There is nothing rule-specific to this. The function you pass there
just has to return the right thing: if it is a variable it returns
the 'substitution', otherwise it returns the original element.
--
http://lispm.dyndns.org
On Sep 16, 7:28 pm, javi <·············@hotmail.com> wrote:
> Hi,
>
> I'm working on a function that receives a list like this:
>
> (c1 (p ?x ?y) <- (q ?x ?y) (r ?y ?z))
>
> and looks for each element that starts with a '?' and makes the following
> substitution: replace ?x with (? "x"), so after executing the module on
> the previous example it will look like this:
>
> (c1 (p (? "x") (? "y")) <- (q (? "x") (? "y")) (r (? "y") (? "z")))
>
> I've made a recursive function that analyses each element of list, and any
> time it finds a variable (?x element) makes the substitution. But I don't
> know how to make this substitution, the code looks like this:
>
> (defun convert_rule (rule)
> (let
> ((elto nil))
>
> ; for each element on list
> (dolist (elto rule)
> (cond
> ; if it's a list, call function again
> ((listp elto)
> (format t "(")
> (convert_rule elto)
> (format t ")"))
>
> ; is-variable returns T when it's a ?x element
> ((is-variable elto)
> ;;; My problem is here, I don't know how to transform
> ;;; ?x in (? "x")
> ;;; Also I don't know how to rejoin all elements
> ;;; in a new list, for the time being I use format
> ;;; to show it on screen
> )
>
> ; if it isn't a variable or a list, do nothing
> (t
> (format t " ~S " elto))
> ) ;cond
> ) ;dolist
> ) ;let
> ) ;defun
>
> Any help on this would be very appreciated
>
> thanks in advance
This is a very un-lisp-like thing to do. I hope it isn't homework.
If it's part of a serious project, consider redesigning.
You are also confusing printing and computing s-expressions (which are
printed automatically by the r-e-p loop if you are interacting with an
interpreter).
The code below will do the trick you asked for. Study this and read
the Hyperspec. Get a decent Lisp, editor, too.
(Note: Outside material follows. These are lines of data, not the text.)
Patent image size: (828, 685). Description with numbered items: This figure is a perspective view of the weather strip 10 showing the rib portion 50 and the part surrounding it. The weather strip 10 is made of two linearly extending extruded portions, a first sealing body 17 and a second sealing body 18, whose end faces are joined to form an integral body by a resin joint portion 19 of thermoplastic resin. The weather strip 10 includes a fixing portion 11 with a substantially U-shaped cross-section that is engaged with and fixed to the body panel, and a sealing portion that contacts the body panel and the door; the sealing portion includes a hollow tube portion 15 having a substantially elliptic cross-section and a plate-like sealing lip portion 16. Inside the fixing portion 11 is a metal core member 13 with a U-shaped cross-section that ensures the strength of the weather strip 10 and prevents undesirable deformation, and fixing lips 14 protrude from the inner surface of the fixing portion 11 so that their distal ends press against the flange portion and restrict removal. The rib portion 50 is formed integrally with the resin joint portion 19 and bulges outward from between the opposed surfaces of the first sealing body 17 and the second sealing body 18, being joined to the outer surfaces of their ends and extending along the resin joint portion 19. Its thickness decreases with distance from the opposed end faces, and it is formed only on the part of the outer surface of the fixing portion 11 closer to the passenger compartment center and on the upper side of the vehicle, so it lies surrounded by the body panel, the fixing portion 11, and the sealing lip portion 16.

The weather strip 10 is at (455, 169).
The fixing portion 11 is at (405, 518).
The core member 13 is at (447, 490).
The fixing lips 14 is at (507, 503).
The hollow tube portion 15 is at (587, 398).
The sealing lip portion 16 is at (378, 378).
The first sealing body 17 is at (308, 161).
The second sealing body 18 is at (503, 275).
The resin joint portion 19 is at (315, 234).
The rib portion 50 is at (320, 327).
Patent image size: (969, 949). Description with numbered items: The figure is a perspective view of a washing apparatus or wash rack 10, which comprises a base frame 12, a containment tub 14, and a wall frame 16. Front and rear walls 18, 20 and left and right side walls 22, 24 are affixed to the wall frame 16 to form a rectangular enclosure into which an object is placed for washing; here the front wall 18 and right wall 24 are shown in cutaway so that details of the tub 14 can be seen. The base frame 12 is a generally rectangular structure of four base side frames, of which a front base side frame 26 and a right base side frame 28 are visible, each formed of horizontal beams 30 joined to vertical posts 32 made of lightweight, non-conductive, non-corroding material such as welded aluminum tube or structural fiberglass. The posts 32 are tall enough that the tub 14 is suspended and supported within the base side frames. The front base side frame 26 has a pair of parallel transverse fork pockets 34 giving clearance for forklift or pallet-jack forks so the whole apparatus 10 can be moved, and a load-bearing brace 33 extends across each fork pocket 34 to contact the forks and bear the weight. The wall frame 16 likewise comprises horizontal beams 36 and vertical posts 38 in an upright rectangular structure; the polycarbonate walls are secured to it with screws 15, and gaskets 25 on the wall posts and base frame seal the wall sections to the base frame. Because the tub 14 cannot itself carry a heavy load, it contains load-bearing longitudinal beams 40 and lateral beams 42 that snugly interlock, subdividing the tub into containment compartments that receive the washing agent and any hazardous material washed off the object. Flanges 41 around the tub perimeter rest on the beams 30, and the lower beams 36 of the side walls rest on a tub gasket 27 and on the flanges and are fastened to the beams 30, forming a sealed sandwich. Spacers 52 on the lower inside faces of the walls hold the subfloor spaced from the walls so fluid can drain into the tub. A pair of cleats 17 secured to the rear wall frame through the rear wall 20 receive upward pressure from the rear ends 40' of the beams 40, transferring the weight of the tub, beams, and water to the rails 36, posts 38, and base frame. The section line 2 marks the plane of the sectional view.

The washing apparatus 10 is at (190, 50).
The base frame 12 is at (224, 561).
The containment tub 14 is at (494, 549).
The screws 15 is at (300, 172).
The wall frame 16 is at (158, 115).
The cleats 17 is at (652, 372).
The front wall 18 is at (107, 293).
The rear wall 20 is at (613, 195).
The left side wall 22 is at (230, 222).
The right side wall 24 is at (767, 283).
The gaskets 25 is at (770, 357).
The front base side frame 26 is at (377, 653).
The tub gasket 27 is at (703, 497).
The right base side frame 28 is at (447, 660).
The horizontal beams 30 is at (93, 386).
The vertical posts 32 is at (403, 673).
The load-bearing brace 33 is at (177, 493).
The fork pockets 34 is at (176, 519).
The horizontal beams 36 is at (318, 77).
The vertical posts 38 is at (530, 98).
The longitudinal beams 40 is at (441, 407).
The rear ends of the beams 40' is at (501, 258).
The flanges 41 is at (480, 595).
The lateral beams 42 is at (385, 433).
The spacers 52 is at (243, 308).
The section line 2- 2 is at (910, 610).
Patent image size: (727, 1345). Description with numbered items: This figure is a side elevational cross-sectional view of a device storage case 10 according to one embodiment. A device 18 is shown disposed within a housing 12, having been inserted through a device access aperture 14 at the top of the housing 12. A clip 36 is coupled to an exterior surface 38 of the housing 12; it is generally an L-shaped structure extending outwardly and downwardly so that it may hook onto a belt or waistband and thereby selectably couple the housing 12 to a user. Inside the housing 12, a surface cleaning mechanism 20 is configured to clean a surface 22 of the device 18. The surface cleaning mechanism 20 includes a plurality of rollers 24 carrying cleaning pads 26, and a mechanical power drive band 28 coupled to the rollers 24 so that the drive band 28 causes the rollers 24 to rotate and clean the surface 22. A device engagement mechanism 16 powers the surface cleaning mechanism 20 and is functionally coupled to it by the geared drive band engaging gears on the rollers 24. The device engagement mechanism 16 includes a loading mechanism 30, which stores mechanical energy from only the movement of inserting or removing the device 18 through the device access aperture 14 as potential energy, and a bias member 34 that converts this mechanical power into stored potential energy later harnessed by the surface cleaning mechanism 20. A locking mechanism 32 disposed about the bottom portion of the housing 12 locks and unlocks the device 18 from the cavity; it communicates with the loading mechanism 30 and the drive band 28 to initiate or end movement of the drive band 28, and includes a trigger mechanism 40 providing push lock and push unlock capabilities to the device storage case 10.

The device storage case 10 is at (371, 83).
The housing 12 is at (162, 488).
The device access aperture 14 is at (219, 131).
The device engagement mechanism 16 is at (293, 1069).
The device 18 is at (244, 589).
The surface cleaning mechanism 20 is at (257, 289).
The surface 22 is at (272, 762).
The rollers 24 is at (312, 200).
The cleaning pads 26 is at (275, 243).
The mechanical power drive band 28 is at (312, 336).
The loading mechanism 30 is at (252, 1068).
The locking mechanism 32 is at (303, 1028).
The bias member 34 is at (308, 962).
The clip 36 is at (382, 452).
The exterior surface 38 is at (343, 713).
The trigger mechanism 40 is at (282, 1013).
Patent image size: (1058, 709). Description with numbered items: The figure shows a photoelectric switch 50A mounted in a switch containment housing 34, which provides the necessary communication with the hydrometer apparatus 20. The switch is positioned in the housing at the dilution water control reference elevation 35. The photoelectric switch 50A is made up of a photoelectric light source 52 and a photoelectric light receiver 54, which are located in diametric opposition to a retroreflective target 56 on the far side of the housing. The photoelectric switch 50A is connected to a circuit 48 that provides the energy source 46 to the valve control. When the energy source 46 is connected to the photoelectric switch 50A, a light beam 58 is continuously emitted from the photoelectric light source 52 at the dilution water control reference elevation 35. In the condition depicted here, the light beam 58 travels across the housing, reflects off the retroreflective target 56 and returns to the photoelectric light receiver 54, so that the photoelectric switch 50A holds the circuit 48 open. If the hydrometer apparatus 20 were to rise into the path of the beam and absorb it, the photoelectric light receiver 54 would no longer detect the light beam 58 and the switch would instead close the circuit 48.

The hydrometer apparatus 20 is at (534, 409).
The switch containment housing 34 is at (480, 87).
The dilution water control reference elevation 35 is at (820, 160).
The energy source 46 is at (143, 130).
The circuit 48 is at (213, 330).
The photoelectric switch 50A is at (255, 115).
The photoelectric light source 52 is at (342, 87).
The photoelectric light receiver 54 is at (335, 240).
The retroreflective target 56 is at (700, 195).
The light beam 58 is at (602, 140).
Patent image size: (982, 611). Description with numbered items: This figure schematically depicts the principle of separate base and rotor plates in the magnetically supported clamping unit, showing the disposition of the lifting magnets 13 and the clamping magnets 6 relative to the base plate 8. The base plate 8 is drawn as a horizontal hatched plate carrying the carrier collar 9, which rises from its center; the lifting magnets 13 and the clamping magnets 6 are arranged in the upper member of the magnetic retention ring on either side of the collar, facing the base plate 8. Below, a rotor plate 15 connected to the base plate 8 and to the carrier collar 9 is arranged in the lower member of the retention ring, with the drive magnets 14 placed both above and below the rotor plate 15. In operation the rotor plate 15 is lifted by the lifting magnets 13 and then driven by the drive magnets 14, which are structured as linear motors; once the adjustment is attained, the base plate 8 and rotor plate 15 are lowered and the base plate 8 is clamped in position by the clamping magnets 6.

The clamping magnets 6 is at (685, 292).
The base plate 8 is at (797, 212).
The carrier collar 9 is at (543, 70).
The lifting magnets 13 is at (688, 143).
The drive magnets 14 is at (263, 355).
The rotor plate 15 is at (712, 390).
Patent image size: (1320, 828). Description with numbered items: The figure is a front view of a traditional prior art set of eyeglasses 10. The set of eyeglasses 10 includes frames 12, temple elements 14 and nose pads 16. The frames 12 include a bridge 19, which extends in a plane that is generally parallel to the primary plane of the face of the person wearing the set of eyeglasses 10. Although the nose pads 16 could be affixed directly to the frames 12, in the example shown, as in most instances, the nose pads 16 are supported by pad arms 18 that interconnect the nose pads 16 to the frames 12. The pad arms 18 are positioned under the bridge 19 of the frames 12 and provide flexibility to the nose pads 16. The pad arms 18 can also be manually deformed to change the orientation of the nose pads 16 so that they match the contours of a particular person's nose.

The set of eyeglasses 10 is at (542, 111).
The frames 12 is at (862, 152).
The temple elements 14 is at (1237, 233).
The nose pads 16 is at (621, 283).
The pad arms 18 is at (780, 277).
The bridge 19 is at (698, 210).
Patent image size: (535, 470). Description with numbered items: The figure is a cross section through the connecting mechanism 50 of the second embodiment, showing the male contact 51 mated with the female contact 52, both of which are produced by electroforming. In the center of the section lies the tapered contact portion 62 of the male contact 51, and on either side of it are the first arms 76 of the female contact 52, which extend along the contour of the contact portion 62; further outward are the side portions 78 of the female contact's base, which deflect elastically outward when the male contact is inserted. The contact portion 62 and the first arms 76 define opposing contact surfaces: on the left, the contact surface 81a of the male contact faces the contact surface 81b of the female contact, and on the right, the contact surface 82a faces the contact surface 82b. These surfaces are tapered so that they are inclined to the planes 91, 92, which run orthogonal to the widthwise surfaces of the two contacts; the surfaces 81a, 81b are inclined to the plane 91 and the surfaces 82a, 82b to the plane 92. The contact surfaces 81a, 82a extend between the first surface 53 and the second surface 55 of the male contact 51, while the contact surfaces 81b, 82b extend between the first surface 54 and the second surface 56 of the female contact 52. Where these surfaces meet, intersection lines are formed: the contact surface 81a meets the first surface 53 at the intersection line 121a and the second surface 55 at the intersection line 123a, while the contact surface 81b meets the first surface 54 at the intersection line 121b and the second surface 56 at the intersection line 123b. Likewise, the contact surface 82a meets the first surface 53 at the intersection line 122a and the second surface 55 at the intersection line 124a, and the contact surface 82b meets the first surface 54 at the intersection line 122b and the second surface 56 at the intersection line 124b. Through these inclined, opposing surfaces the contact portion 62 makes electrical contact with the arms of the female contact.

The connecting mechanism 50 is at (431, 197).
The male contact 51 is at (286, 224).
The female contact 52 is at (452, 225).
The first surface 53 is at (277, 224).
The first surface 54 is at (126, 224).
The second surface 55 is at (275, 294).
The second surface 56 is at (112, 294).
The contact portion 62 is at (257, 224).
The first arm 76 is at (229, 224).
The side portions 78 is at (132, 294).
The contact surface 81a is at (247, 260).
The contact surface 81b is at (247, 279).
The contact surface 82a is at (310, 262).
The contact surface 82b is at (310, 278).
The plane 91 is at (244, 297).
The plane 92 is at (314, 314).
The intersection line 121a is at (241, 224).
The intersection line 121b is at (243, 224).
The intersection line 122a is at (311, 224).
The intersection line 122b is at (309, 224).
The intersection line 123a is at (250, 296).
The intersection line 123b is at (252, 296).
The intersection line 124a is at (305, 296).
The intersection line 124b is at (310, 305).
You'll drive yourself
nuts indenting and balancing parens by hand, and your code will be
forever ugly. ;-)
(defun replace-?-syms (x)
(typecase x
(symbol
(let ((name (symbol-name x)))
(if (char= (char name 0) #\?)
`(? ,(string (char name 1)))
x)))
(cons
(cons (replace-?-syms (car x))
(replace-?-syms (cdr x))))
(t x)))